For this event to occur, we must choose one ball of each color. The number of ways to choose one ball from each color is: 5 (for red) * 6 (for blue) * 8 (for green) = 240. The probability of this event is the number of ways to choose one ball of each color divided by the total number of ways to select 3 balls, i.e., \( P(B) = \frac{240}{969}\). #Case 2: With Replacement#

For each ball, we have a probability of choosing: - Red: \( \frac{5}{19} \) - Blue: \( \frac{6}{19} \) - Green: \( \frac{8}{19} \) Since the balls are replaced after noting their color, the probability of choosing all 3 balls of the same color is the sum of probabilities for all red, all blue, or all green: (5/19)^3 + (6/19)^3 + (8/19)^3.

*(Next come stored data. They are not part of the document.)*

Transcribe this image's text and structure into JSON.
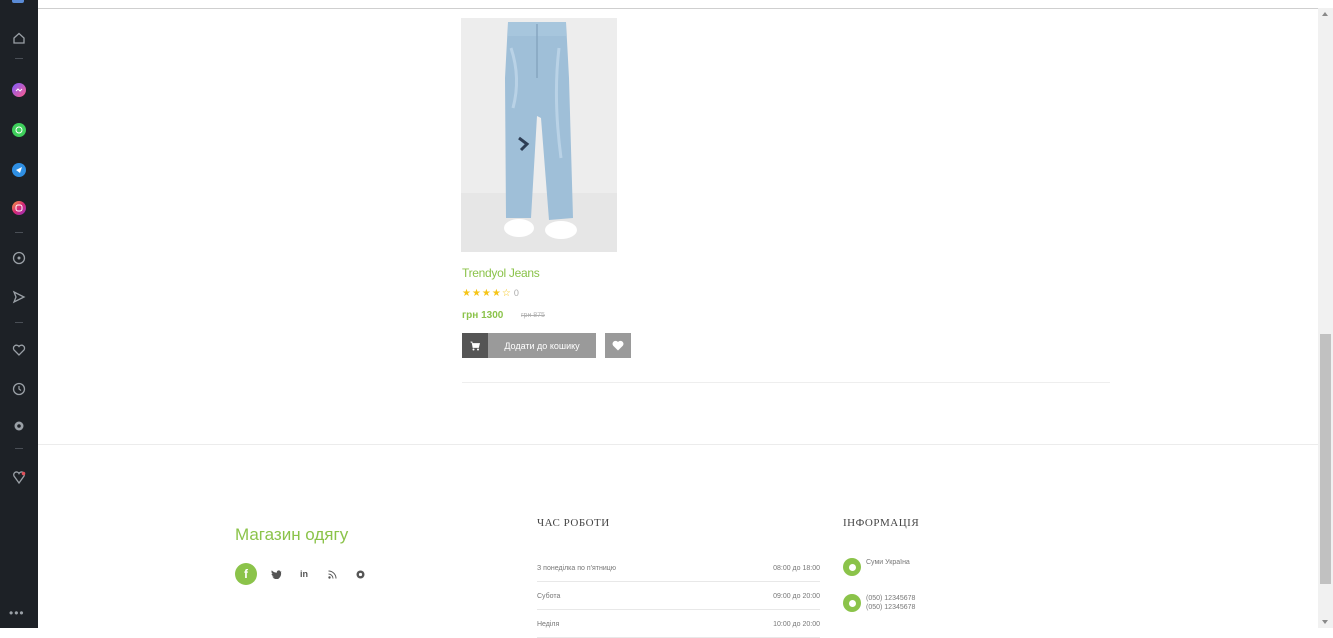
{
  "product": {
    "name": "Trendyol Jeans",
    "rating_count": "0",
    "price": "грн 1300",
    "old_price": "грн 875",
    "cart_label": "Додати до кошику"
  },
  "footer": {
    "shop_title": "Магазин одягу",
    "hours_heading": "ЧАС РОБОТИ",
    "info_heading": "ІНФОРМАЦІЯ",
    "hours": [
      {
        "day": "З понеділка по п'ятницю",
        "time": "08:00 до 18:00"
      },
      {
        "day": "Субота",
        "time": "09:00 до 20:00"
      },
      {
        "day": "Неділя",
        "time": "10:00 до 20:00"
      }
    ],
    "info": {
      "location": "Суми Україна",
      "phone_1": "(050) 12345678",
      "phone_2": "(050) 12345678"
    }
  },
  "colors": {
    "accent": "#8bc34a",
    "sidebar_bg": "#1d2126",
    "button_gray": "#9a9a9a"
  }
}
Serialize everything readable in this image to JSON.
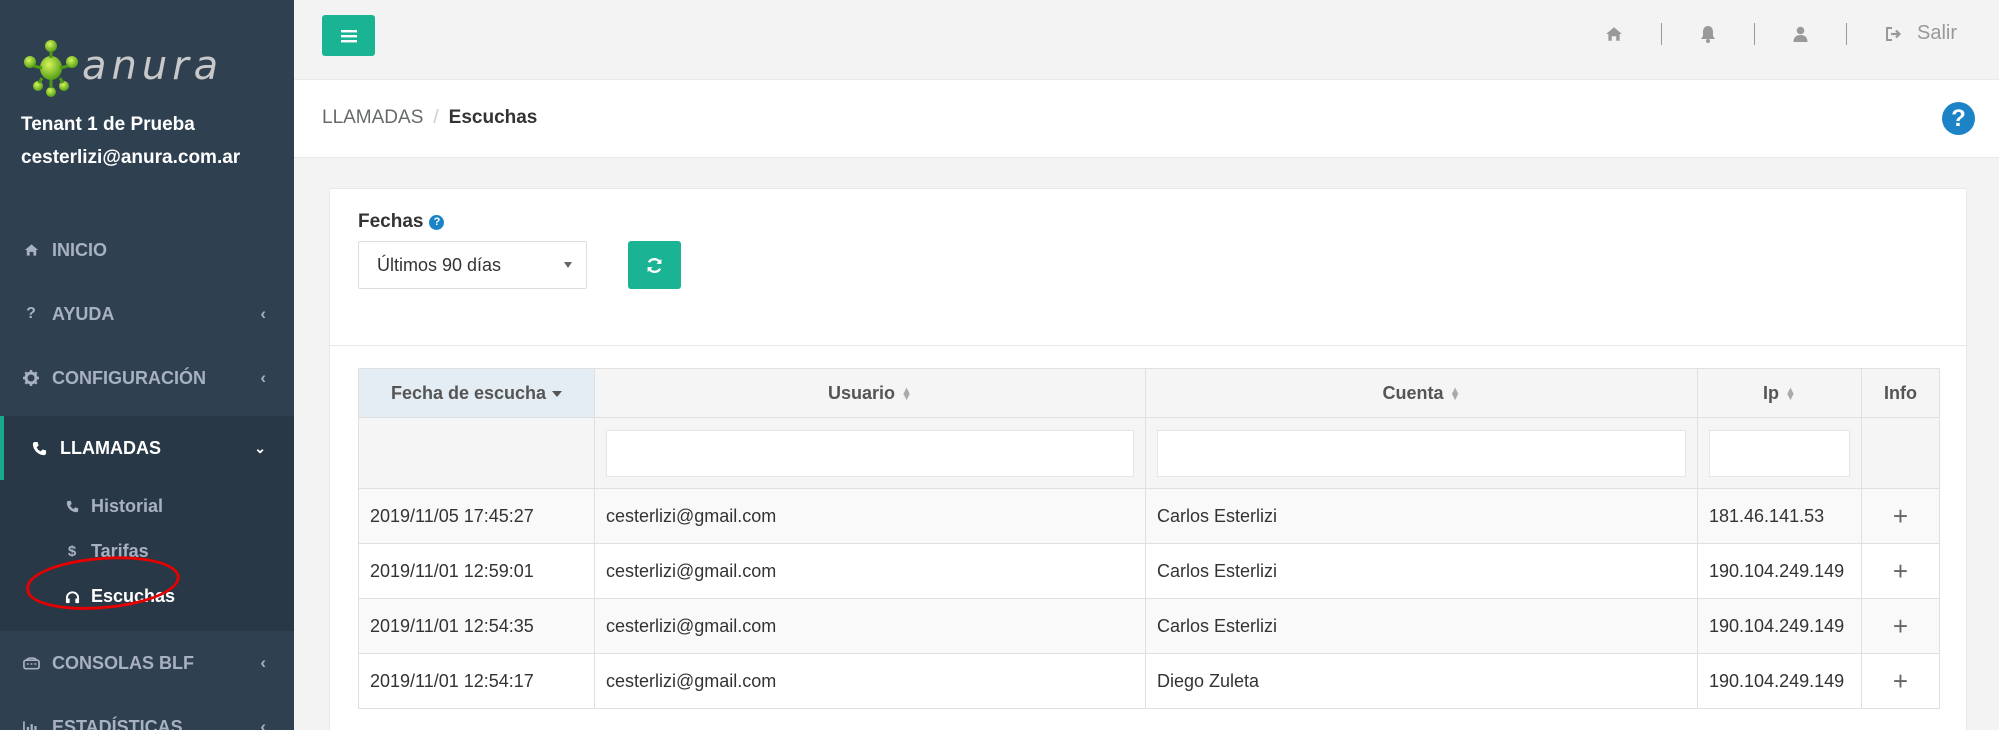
{
  "brand": {
    "logo_text": "anura"
  },
  "user": {
    "tenant": "Tenant 1 de Prueba",
    "email": "cesterlizi@anura.com.ar"
  },
  "sidebar": {
    "items": [
      {
        "label": "INICIO",
        "icon": "home-icon"
      },
      {
        "label": "AYUDA",
        "icon": "question-icon"
      },
      {
        "label": "CONFIGURACIÓN",
        "icon": "gear-icon"
      },
      {
        "label": "LLAMADAS",
        "icon": "phone-icon"
      },
      {
        "label": "CONSOLAS BLF",
        "icon": "console-icon"
      },
      {
        "label": "ESTADÍSTICAS",
        "icon": "bar-chart-icon"
      }
    ],
    "subitems": [
      {
        "label": "Historial",
        "icon": "phone-icon"
      },
      {
        "label": "Tarifas",
        "icon": "dollar-icon"
      },
      {
        "label": "Escuchas",
        "icon": "headphones-icon"
      }
    ]
  },
  "topbar": {
    "logout_label": "Salir"
  },
  "breadcrumb": {
    "parent": "LLAMADAS",
    "current": "Escuchas",
    "separator": "/"
  },
  "filters": {
    "dates_label": "Fechas",
    "dates_value": "Últimos 90 días"
  },
  "table": {
    "headers": [
      "Fecha de escucha",
      "Usuario",
      "Cuenta",
      "Ip",
      "Info"
    ],
    "rows": [
      {
        "fecha": "2019/11/05 17:45:27",
        "usuario": "cesterlizi@gmail.com",
        "cuenta": "Carlos Esterlizi",
        "ip": "181.46.141.53",
        "info": "+"
      },
      {
        "fecha": "2019/11/01 12:59:01",
        "usuario": "cesterlizi@gmail.com",
        "cuenta": "Carlos Esterlizi",
        "ip": "190.104.249.149",
        "info": "+"
      },
      {
        "fecha": "2019/11/01 12:54:35",
        "usuario": "cesterlizi@gmail.com",
        "cuenta": "Carlos Esterlizi",
        "ip": "190.104.249.149",
        "info": "+"
      },
      {
        "fecha": "2019/11/01 12:54:17",
        "usuario": "cesterlizi@gmail.com",
        "cuenta": "Diego Zuleta",
        "ip": "190.104.249.149",
        "info": "+"
      }
    ]
  },
  "colors": {
    "sidebar_bg": "#2f4050",
    "accent": "#1ab394",
    "help": "#1c84c6",
    "annotation": "#e60000"
  }
}
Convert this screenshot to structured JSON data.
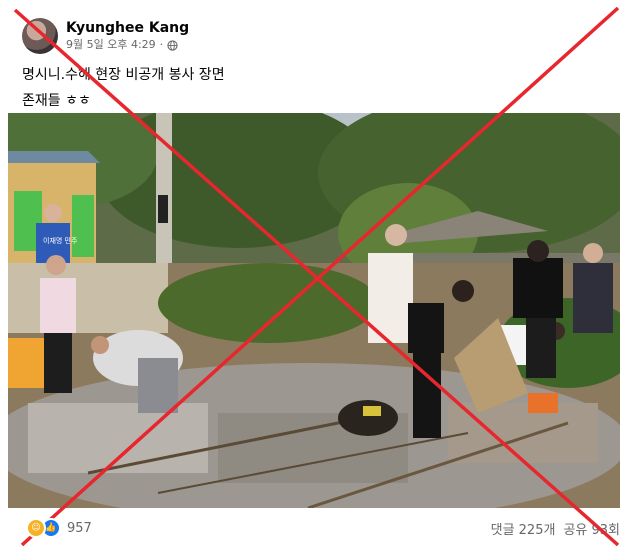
{
  "post": {
    "author": "Kyunghee Kang",
    "timestamp": "9월 5일 오후 4:29",
    "privacy_icon": "globe-icon",
    "text_line1": "명시니.수해 현장 비공개 봉사 장면",
    "text_line2": "존재들 ㅎㅎ",
    "photo_sign_text": "이재명 민주"
  },
  "footer": {
    "reaction_icons": [
      "haha-icon",
      "like-icon"
    ],
    "reaction_count": "957",
    "comments": "댓글 225개",
    "shares": "공유 93회"
  },
  "colors": {
    "cross_mark": "#e8262d",
    "author_text": "#050505",
    "meta_text": "#65676b",
    "like_blue": "#1877f2"
  }
}
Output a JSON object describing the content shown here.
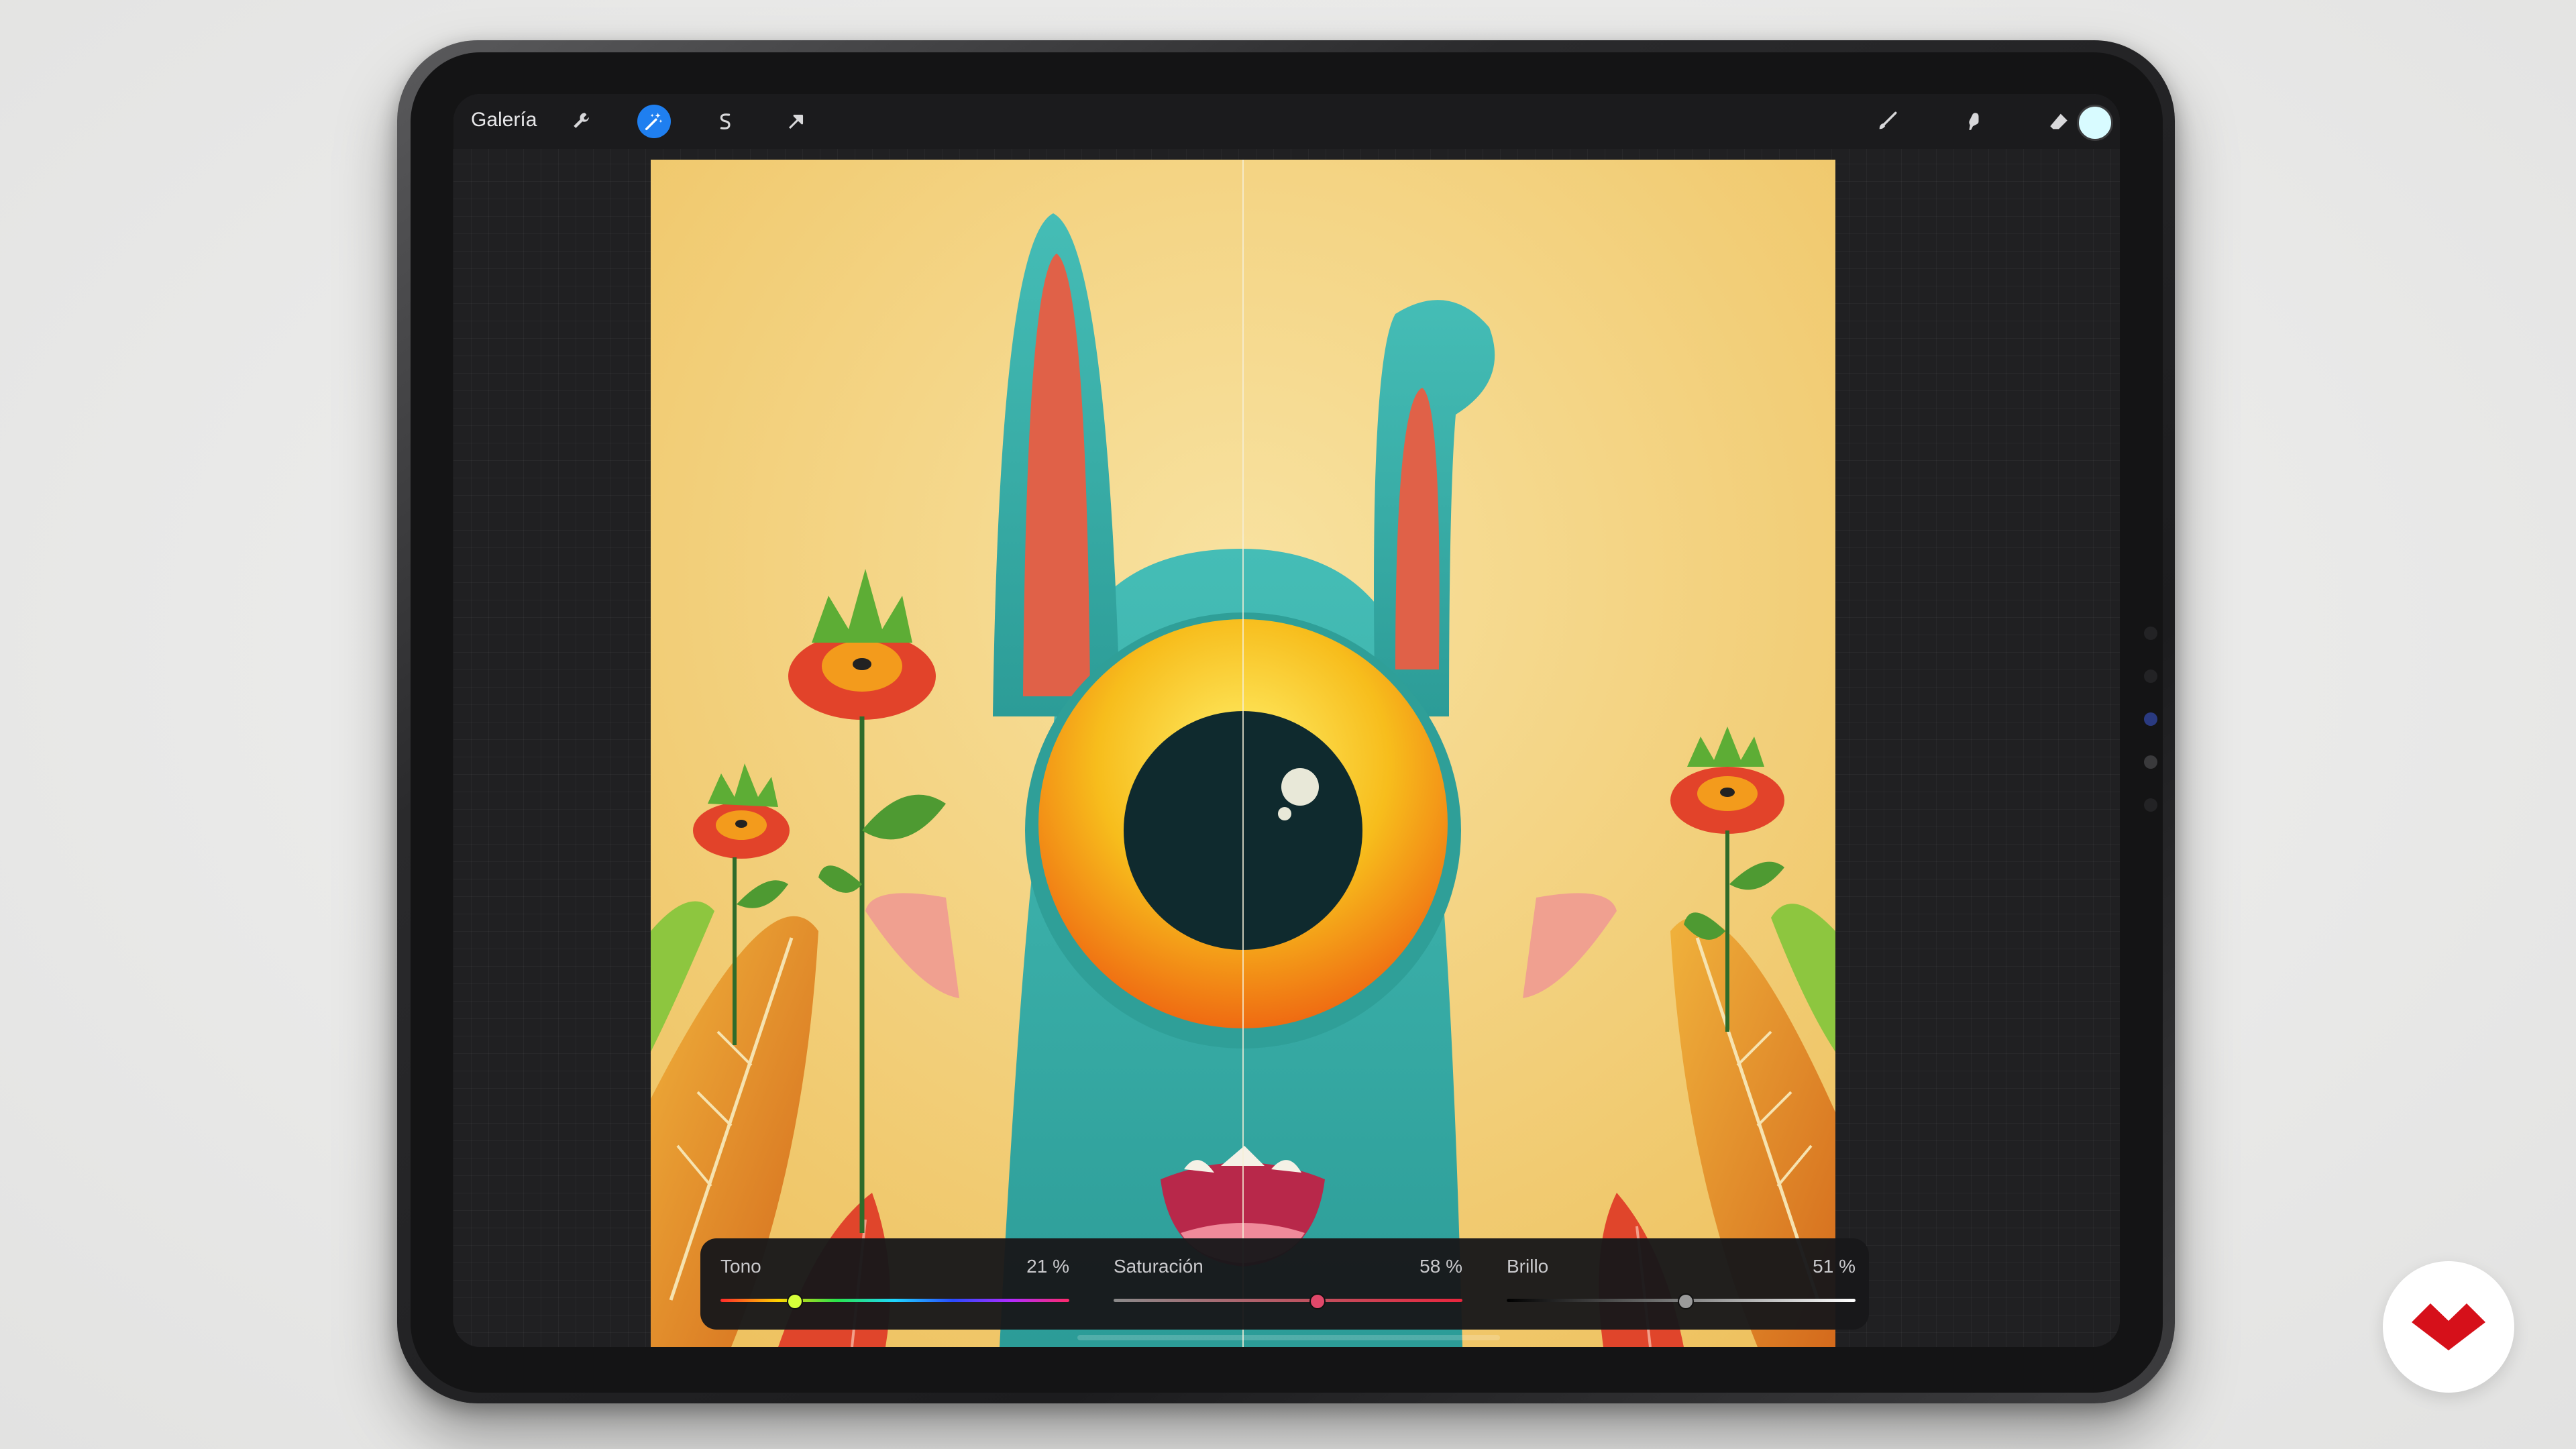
{
  "toolbar": {
    "gallery_label": "Galería",
    "left_tools": [
      "wrench-icon",
      "magic-wand-icon",
      "selection-icon",
      "transform-arrow-icon"
    ],
    "right_tools": [
      "brush-icon",
      "smudge-icon",
      "eraser-icon",
      "layers-icon"
    ],
    "active_tool": "magic-wand-icon",
    "current_color": "#d8fbff",
    "accent": "#1f7ff0"
  },
  "adjustments": {
    "hue": {
      "label": "Tono",
      "value_text": "21 %",
      "level": 0.21
    },
    "saturation": {
      "label": "Saturación",
      "value_text": "58 %",
      "level": 0.58
    },
    "brightness": {
      "label": "Brillo",
      "value_text": "51 %",
      "level": 0.51
    }
  },
  "colors": {
    "background_page": "#eaeaea",
    "canvas_background": "#f0c96a",
    "monster": "#3bb4ad",
    "eye_iris": "#f4b11a",
    "flower": "#e2432a",
    "leaf": "#e89a2a",
    "badge_logo": "#d6101a"
  }
}
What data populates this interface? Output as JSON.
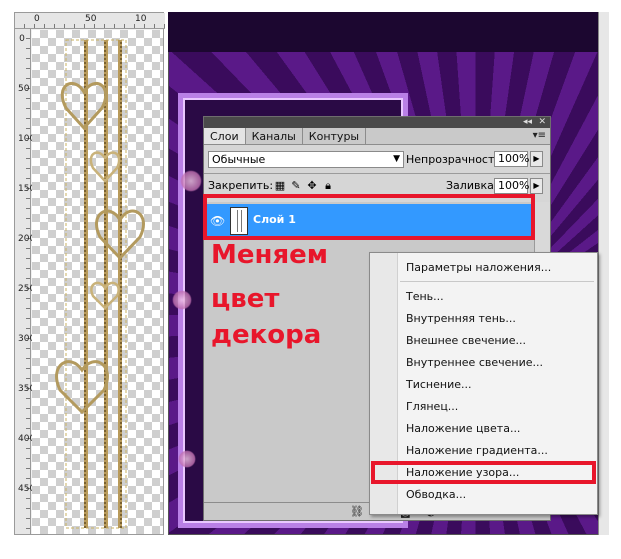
{
  "rulers": {
    "top_numbers": [
      "0",
      "50",
      "10"
    ],
    "left_numbers": [
      "0",
      "50",
      "100",
      "150",
      "200",
      "250",
      "300",
      "350",
      "400",
      "450"
    ]
  },
  "panel": {
    "tabs": [
      {
        "label": "Слои",
        "active": true
      },
      {
        "label": "Каналы",
        "active": false
      },
      {
        "label": "Контуры",
        "active": false
      }
    ],
    "blend_mode": "Обычные",
    "opacity_label": "Непрозрачность:",
    "opacity_value": "100%",
    "lock_label": "Закрепить:",
    "fill_label": "Заливка:",
    "fill_value": "100%",
    "layer_name": "Слой 1"
  },
  "annotation": {
    "lines": [
      "Меняем",
      "цвет",
      "декора"
    ],
    "color": "#e8162b"
  },
  "context_menu": {
    "items": [
      {
        "label": "Параметры наложения...",
        "highlighted": false
      },
      {
        "label": "Тень...",
        "highlighted": false
      },
      {
        "label": "Внутренняя тень...",
        "highlighted": false
      },
      {
        "label": "Внешнее свечение...",
        "highlighted": false
      },
      {
        "label": "Внутреннее свечение...",
        "highlighted": false
      },
      {
        "label": "Тиснение...",
        "highlighted": false
      },
      {
        "label": "Глянец...",
        "highlighted": false
      },
      {
        "label": "Наложение цвета...",
        "highlighted": false
      },
      {
        "label": "Наложение градиента...",
        "highlighted": false
      },
      {
        "label": "Наложение узора...",
        "highlighted": true
      },
      {
        "label": "Обводка...",
        "highlighted": false
      }
    ]
  },
  "colors": {
    "layer_selected": "#3399ff",
    "canvas_purple": "#5a1988",
    "frame_lilac": "#b980e6"
  }
}
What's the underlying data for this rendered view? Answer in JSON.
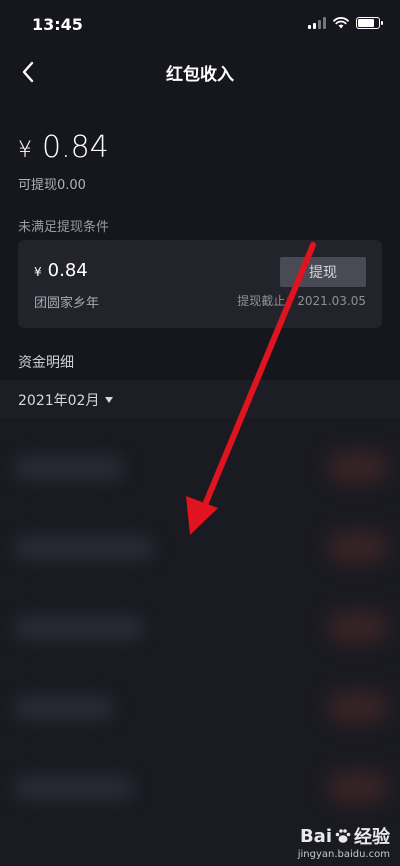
{
  "status_bar": {
    "time": "13:45",
    "battery_level": 0.8
  },
  "nav": {
    "title": "红包收入",
    "back_icon": "chevron-left-icon"
  },
  "balance": {
    "currency": "¥",
    "amount": "0.84",
    "withdrawable": "可提现0.00"
  },
  "condition": {
    "label": "未满足提现条件",
    "card": {
      "currency": "¥",
      "amount": "0.84",
      "name": "团圆家乡年",
      "button_label": "提现",
      "deadline": "提现截止：2021.03.05"
    }
  },
  "details": {
    "title": "资金明细",
    "month": "2021年02月"
  },
  "colors": {
    "background": "#16161e",
    "card": "#23232c",
    "arrow": "#e0141e"
  },
  "watermark": {
    "brand_left": "Bai",
    "brand_right": "经验",
    "url": "jingyan.baidu.com"
  }
}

We can have 3! = 6 arrangements for the 3 balls of different colors. For each arrangement, the probability of that arrangement occurring is the product of the probabilities for each color, i.e., \( (\frac{5}{19})(\frac{6}{19})(\frac{8}{19}) \). Since there are 6 such arrangements, the overall probability for this case is 6 times the above expression: \( 6 * (\frac{5}{19})(\frac{6}{19})(\frac{8}{19}) \).